Semuanya merupakan hal yang tidak dapat dibeli dengan uang dan hanya dapat diperoleh karena anugerah Tuhan semata. Kemampuan untuk menabur lebih banyak akan diberikan sehingga mengalami pelipatgandaan tuaian. Berkat Tuhanlah yang menjadikan kaya, susah payah tidak akan menambahinya.

Jika kita menjadikan Tuhan sebagai yang terutama di hidup kita serta mau taat melakukan kehendak-Nya maka berkat-berkat seperti di ataslah yang otomatis akan mengejar kita. Apa saja yang kita kerjakan akan Tuhan buat berhasil. Itu merupakan janji Tuhan sendiri dan Dia mengikatkan Diri-Nya sendiri dengan sumpah untuk memperkuat apa yang Dia janjikan pasti akan digenapi.
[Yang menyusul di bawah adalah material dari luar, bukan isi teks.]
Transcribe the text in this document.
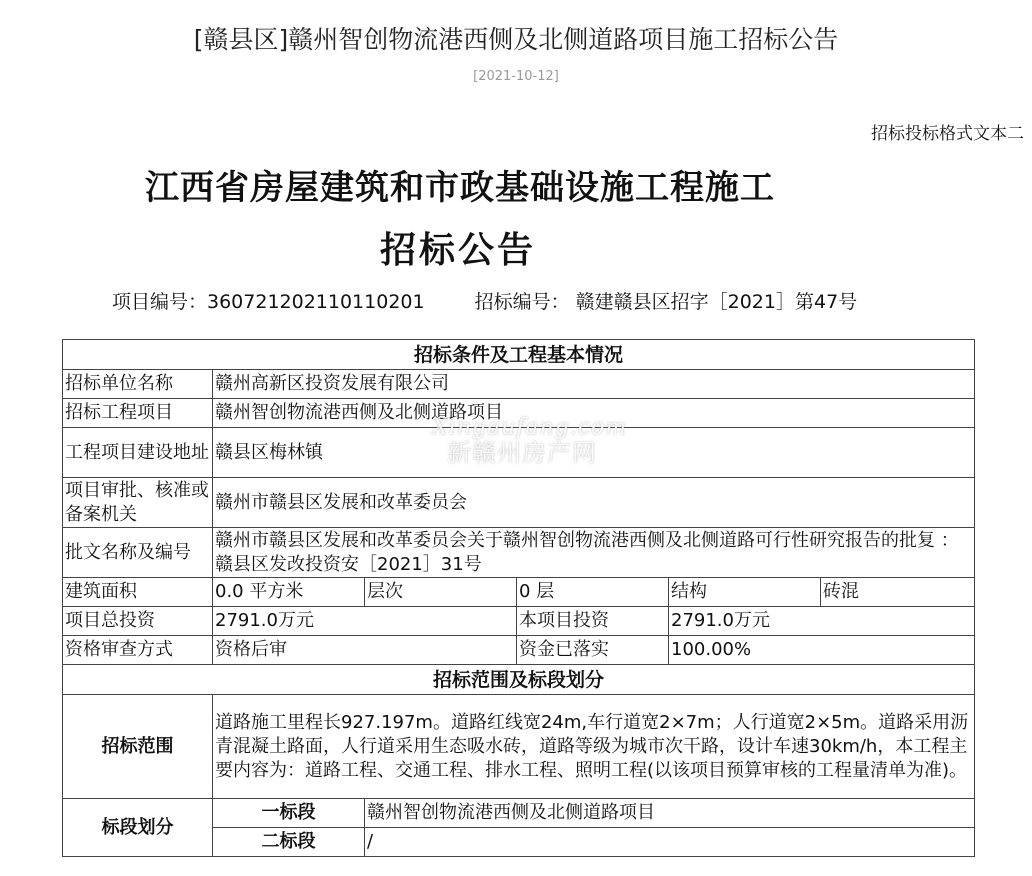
[赣县区]赣州智创物流港西侧及北侧道路项目施工招标公告
[2021-10-12]
招标投标格式文本二
江西省房屋建筑和市政基础设施工程施工
招标公告
项目编号：360721202110110201	招标编号： 赣建赣县区招字［2021］第47号
招标条件及工程基本情况					
招标单位名称	赣州高新区投资发展有限公司				
招标工程项目	赣州智创物流港西侧及北侧道路项目				
工程项目建设地址	赣县区梅林镇				
项目审批、核准或备案机关	赣州市赣县区发展和改革委员会				
批文名称及编号	赣州市赣县区发展和改革委员会关于赣州智创物流港西侧及北侧道路可行性研究报告的批复 ： 赣县区发改投资安［2021］31号				
建筑面积	0.0 平方米	层次	0 层	结构	砖混
项目总投资	2791.0万元		本项目投资	2791.0万元	
资格审查方式	资格后审		资金已落实	100.00%	
招标范围及标段划分					
招标范围	道路施工里程长927.197m。道路红线宽24m,车行道宽2×7m；人行道宽2×5m。道路采用沥青混凝土路面，人行道采用生态吸水砖，道路等级为城市次干路，设计车速30km/h，本工程主要内容为：道路工程、交通工程、排水工程、照明工程(以该项目预算审核的工程量清单为准)。				
标段划分	一标段	赣州智创物流港西侧及北侧道路项目			
	二标段	/			
Xingaufang.com
新赣州房产网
Karena itu, untuk lebih meyakinkan mereka yang berhak menerima janji itu akan kepastian putusan-Nya, Allah telah mengikat diri-Nya dengan sumpah, supaya oleh dua kenyataan yang tidak berubah-ubah, tentang mana Allah tidak mungkin berdusta, kita yang mencari perlindungan, beroleh dorongan yang kuat untuk menjangkau pengharapan yang terletak di depan kita. Pengharapan itu adalah sauh yang kuat dan aman bagi jiwa kita, yang telah dilabuhkan sampai ke belakang tabir (Ibrani 6:17-10).

PENUTUP
Salah satu syarat untuk kita dapat menuai adalah kekuatan hati untuk tidak menjadi lemah dan tawar hati; karena apabila sudah tiba waktunya kita akan menuai yang kita tabur. Jangan berhenti menabur benih yang baik walaupun sepertinya hasil belum terlihat, bertekun dalam mengasihi Tuhan, bertekun dalam kesabaran, bertekun dalam kebenaran dan menabur dalam Roh, bertekun dalam doa, bertekun dalam menanggung segala perkara, bertekun dalam menundukkan kedagingan dan bertekun sampai garis akhir karena waktu untuk menuai itu ada. Mendahulukan Tuhan dan melakukan kehendak-Nya adalah benih terbaik yang akan menghasilkan mukjijat penuaian dan pelipatgandaan. Dalam persekutuan kita dengan Tuhan, jerih payah kita tidak akan sia-sia.
Tuhan Yesus menyertai dan memberkati kehidupan saudara, Amen.